The City of Boston and its Department of Innovation and Technology are sponsoring a public hackathon to develop data visualizations from the City's open data portal.
This site represents our submission to the hackathon. You can view it live at http://labs.atsid.com/boston-licensing-explorer/.
The Licensing Explorer is a tool to view existing food, entertainment, and liquor licenses for the City of Boston within the context of other map layers such as median income and population density. We thought this would be an interesting tool for both citizens and City planners to use. Citizens may be interested in finding relatively underserved regions as a way of identifying optimal locations to start a new business. City planners may be interested in finding these same regions as targets for strategic economic development efforts.
- Overlay City of Boston data points for food establishments, liquor licenses, and entertainment licenses. These points can also be viewed as a heatmap.

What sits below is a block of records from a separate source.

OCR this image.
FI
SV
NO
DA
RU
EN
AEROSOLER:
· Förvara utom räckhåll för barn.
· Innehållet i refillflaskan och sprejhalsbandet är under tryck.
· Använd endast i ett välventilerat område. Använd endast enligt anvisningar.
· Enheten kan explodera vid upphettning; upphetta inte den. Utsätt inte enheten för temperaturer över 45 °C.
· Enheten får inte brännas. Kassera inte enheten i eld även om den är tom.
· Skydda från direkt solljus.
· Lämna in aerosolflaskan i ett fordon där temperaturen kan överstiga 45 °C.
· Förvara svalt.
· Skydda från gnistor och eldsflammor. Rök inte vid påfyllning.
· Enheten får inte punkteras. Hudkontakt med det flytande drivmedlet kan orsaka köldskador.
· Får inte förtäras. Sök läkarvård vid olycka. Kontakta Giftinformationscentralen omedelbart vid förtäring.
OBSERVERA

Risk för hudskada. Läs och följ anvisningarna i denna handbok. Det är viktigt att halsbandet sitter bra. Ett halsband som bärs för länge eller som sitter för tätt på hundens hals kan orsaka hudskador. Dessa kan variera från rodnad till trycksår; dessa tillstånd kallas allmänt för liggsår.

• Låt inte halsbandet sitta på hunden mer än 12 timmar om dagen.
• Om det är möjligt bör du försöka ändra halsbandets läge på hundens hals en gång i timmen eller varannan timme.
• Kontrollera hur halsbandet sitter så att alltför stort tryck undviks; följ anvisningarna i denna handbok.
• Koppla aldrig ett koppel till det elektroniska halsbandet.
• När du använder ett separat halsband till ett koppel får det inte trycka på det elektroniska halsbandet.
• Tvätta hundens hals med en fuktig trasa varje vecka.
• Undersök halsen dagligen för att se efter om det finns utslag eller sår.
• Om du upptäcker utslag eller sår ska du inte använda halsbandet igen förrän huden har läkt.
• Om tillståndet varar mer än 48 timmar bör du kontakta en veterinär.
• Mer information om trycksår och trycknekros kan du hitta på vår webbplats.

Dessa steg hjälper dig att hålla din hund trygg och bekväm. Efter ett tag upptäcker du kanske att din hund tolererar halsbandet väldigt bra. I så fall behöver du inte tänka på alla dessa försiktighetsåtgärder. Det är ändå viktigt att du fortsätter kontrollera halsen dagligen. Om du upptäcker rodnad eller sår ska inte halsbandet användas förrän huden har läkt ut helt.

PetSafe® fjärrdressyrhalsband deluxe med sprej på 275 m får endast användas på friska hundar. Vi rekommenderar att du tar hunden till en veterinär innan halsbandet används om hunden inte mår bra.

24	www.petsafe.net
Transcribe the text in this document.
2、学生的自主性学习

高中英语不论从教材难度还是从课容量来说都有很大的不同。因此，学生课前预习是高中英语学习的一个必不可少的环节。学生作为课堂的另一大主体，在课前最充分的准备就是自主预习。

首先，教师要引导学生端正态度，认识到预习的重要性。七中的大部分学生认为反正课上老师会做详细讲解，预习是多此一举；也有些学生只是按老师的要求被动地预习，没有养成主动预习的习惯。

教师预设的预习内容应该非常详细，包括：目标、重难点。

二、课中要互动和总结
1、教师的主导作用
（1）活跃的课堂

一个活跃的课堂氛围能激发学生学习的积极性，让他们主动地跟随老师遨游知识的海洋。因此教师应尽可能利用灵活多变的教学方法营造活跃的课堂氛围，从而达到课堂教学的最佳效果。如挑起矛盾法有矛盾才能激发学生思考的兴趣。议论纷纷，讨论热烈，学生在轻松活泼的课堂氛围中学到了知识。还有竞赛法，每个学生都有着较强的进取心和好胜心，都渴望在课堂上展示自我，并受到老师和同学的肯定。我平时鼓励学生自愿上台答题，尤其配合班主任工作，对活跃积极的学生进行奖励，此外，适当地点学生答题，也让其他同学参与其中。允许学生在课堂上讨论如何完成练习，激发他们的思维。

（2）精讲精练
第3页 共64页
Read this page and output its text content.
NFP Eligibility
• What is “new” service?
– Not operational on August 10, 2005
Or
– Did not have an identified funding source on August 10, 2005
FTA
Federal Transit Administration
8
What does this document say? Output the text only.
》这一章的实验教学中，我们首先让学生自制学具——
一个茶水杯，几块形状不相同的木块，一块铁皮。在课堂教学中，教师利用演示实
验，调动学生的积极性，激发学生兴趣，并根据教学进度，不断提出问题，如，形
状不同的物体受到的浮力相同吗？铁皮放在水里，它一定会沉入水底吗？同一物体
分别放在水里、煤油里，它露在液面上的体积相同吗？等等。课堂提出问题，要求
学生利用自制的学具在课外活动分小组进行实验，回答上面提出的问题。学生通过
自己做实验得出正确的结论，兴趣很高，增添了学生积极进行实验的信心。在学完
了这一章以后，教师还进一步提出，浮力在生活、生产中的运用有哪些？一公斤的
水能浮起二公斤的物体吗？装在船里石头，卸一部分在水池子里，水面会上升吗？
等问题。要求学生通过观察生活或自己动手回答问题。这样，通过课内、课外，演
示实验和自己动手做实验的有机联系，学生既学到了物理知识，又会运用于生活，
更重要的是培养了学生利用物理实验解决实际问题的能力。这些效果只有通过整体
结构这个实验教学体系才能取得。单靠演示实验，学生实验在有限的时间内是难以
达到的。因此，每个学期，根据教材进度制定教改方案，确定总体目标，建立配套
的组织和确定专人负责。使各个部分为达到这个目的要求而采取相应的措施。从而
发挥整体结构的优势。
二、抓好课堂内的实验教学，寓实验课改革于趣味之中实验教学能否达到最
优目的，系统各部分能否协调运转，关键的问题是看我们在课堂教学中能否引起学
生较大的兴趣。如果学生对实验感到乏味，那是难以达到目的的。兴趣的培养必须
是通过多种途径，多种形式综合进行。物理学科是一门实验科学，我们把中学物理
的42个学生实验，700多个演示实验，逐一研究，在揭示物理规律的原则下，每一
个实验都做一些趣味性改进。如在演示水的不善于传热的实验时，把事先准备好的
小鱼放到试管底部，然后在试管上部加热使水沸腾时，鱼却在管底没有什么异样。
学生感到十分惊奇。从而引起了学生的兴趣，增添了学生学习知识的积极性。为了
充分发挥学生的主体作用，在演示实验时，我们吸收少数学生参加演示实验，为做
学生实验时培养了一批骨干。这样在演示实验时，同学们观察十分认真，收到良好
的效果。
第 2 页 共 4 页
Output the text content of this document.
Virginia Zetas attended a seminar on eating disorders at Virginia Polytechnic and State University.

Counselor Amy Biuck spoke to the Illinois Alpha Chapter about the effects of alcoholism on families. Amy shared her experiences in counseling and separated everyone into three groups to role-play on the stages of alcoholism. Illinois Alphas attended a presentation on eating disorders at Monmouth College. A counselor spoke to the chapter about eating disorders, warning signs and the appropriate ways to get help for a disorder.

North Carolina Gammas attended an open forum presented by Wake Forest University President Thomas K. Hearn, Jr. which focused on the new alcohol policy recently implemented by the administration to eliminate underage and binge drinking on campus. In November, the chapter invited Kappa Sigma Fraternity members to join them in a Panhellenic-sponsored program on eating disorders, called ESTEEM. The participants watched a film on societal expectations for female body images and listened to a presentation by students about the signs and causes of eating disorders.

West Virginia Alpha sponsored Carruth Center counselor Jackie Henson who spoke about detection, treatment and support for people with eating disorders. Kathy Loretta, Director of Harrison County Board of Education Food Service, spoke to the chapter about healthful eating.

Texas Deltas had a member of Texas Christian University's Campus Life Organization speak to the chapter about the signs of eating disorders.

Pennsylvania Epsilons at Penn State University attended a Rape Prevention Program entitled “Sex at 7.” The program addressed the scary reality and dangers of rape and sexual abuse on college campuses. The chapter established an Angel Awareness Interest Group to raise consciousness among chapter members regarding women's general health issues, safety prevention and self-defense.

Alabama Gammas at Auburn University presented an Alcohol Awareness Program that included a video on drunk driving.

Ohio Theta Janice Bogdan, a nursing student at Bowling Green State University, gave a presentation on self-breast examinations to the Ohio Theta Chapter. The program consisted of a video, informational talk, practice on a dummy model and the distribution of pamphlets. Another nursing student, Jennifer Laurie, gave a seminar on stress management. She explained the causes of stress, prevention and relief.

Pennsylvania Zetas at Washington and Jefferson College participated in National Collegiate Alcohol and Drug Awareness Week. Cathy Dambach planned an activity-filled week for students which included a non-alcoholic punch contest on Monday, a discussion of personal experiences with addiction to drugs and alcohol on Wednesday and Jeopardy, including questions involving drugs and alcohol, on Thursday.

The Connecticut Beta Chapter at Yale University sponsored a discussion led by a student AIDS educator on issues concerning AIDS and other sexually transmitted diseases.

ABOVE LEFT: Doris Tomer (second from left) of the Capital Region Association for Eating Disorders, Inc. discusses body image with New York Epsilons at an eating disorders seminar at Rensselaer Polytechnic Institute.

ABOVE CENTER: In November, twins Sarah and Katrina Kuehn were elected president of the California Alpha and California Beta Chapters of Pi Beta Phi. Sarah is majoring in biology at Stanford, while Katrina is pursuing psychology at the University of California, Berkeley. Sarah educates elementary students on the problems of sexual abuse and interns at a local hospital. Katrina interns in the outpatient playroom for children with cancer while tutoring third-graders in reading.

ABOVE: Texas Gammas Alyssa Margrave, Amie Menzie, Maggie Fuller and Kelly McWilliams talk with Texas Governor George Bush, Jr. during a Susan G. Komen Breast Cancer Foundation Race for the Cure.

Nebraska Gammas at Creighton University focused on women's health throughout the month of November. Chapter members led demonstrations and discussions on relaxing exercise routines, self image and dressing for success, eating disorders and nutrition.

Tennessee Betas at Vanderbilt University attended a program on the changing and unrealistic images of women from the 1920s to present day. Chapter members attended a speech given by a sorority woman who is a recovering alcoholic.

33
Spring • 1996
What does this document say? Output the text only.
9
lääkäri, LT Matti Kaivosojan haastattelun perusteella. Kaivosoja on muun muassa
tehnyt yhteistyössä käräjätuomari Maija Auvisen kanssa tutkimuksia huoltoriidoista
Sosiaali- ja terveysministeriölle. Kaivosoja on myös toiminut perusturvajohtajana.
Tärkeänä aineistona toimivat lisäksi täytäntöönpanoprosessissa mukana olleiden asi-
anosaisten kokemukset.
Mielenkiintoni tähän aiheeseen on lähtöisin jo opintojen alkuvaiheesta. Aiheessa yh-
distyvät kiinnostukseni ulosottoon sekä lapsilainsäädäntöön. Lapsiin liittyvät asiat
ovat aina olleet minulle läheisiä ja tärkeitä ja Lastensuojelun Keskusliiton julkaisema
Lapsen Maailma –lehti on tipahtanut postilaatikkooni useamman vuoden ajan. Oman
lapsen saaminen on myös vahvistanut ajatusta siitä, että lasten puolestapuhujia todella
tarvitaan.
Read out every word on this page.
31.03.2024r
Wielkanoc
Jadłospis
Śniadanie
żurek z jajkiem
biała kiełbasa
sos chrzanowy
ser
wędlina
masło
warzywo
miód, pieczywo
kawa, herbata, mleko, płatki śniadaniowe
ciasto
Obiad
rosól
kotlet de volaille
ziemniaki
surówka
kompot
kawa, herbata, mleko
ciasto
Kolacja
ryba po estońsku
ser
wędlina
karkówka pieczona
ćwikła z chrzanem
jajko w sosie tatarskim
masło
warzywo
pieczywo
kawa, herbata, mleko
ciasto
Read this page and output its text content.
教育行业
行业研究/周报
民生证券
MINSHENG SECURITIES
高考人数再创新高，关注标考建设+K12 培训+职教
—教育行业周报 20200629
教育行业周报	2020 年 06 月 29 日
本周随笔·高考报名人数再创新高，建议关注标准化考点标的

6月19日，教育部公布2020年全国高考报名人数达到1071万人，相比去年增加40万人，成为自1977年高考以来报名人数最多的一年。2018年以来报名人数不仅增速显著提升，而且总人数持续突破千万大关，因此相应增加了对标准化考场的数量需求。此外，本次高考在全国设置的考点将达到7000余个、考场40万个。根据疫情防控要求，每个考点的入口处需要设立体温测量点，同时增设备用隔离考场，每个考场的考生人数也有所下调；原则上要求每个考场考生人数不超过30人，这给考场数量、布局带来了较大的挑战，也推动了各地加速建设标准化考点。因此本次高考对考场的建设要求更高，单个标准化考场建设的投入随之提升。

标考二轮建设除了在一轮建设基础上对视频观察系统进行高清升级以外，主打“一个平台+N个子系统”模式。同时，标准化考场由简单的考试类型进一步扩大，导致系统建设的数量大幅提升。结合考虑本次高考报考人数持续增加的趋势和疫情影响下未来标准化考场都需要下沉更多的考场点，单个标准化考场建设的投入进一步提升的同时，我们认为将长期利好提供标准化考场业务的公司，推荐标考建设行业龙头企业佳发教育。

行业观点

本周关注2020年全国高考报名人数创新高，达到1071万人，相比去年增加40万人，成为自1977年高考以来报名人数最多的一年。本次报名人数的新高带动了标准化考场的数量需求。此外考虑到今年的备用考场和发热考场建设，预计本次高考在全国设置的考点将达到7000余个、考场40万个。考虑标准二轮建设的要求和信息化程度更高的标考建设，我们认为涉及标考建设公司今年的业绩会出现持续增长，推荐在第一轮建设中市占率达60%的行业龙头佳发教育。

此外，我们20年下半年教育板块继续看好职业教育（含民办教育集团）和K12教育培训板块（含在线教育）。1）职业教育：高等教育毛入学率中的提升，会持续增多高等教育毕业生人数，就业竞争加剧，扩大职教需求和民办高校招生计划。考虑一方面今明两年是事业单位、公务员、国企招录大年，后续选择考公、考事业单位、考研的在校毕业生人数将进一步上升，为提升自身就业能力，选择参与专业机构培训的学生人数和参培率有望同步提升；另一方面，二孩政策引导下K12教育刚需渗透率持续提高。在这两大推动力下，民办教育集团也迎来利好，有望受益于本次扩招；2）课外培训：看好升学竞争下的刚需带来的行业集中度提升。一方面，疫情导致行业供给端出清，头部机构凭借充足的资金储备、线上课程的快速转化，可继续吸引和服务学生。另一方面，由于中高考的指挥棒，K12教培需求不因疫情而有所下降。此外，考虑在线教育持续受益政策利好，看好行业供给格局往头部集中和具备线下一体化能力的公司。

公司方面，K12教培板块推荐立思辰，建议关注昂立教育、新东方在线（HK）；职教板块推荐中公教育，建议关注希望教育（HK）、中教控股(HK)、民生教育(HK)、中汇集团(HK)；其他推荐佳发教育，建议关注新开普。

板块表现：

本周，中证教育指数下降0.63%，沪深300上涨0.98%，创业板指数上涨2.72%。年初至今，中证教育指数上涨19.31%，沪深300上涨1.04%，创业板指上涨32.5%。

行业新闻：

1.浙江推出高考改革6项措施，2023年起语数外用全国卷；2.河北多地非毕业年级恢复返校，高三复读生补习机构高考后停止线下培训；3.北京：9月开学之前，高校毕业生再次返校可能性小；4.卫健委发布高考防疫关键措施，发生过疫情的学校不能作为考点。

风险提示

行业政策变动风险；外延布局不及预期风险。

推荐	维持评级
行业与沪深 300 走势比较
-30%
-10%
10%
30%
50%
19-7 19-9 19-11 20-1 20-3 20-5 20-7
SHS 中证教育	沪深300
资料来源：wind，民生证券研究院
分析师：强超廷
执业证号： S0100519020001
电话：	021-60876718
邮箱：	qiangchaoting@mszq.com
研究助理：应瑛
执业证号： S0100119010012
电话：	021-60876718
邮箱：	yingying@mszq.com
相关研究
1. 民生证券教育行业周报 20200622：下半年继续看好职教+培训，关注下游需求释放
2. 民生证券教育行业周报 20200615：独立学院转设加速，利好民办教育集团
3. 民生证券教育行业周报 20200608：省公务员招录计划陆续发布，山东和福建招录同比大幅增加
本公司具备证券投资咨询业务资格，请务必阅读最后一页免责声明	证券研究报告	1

- View basic census tract data for the tracts in the City of Boston and bordering counties. This data includes median household income, population, land area, and a calculation of population density.
- View geoprocessed data that combines the census tracts and license points:
- Number of licenses per census tract.
- Calculations for persons per license, as an indicator of under-served regions.
- We'd like to create a weighted average 'score' for each tract, by combining the income, density, and license calculations. This would ideally be user-editable, so potential business owners or City planners could run scenarios that optimized the display for different local conditions and pinpoint the best places to put a new business.
- The spatial joining was done directly using the census tract data. Applying a buffer around each tract before computing the join could produce a more useful measurement, by accounting for establishments that occur on the tract borders and should therefore be counted more than once.
- From the Boston Open Data Portal
- From the US Census
- Census Tracts for Massachusetts (pre-culled to those counties surrounding Boston).
- Census Tract income and population data via the Census API. We load this data live from the Census API and merge it with the tract polygons using the tract GEOID.
- ArcGIS - ArcGIS was used for initial data exploration and prototyping of the map layers. A trial license supplied by Esri for the Hubhacks event was used.
- Google Maps API - the site uses Google Maps as the baseline mapping component.
- GitHub Pages - we hosted our site using a
gh-pages
branch within the GitHub repository for easy, free hosting. - node.js - we did some data prep using node.js tools, and used it for our build system.
- togeojson - GeoJSON is a geospatial JSON format, with robust support within Google Maps. We used the togeojson library to convert the US Census KML boundaries and the Boston licenses CSV files to GeoJSON for loading into Google Maps.
- geolib - we used geolib to write a spatial join script that summarized point locations within polygons in our GeoJSON files.
- grunt - grunt is a JavaScript build system for node.js. We used it for code quality (linting) and testing (with karma+mocha).
Because the app is entirely client-side, you don't really need to do anything special. Any web server that can host the project folder will do, but we've setup a development server with node + grunt so it's easy to work on.
First, make sure you have node.js installed from the node.js website.
Then, install the project development dependencies and get the grunt command line:
npm install
npm install -g grunt-cli
Start the local node server to get everything up and running:
grunt server
Now you can navigate to localhost:9001
to see the app. Note that grunt server
also starts a file watcher that will run jshint and karma whenever a file is saved.
If you want to publish the site to your gh-pages
branch so it is publicly hosted, use:
grunt publish
This product uses the Census Bureau Data API but is not endorsed or certified by the Census Bureau.
Graduated color palettes for the census tract symbology were obtained from COLOURlovers.com. All are Creative Commons CC-BY-NC-SA licensed.
- echo by delphian
- another pearl by velveteen.
- peach belle by Anitra
- a cold day by stinger
Data bins were obtained by first running a Jenks natural breaks categorization on the layer data, and then rounding boundary numbers to more easily-readable values.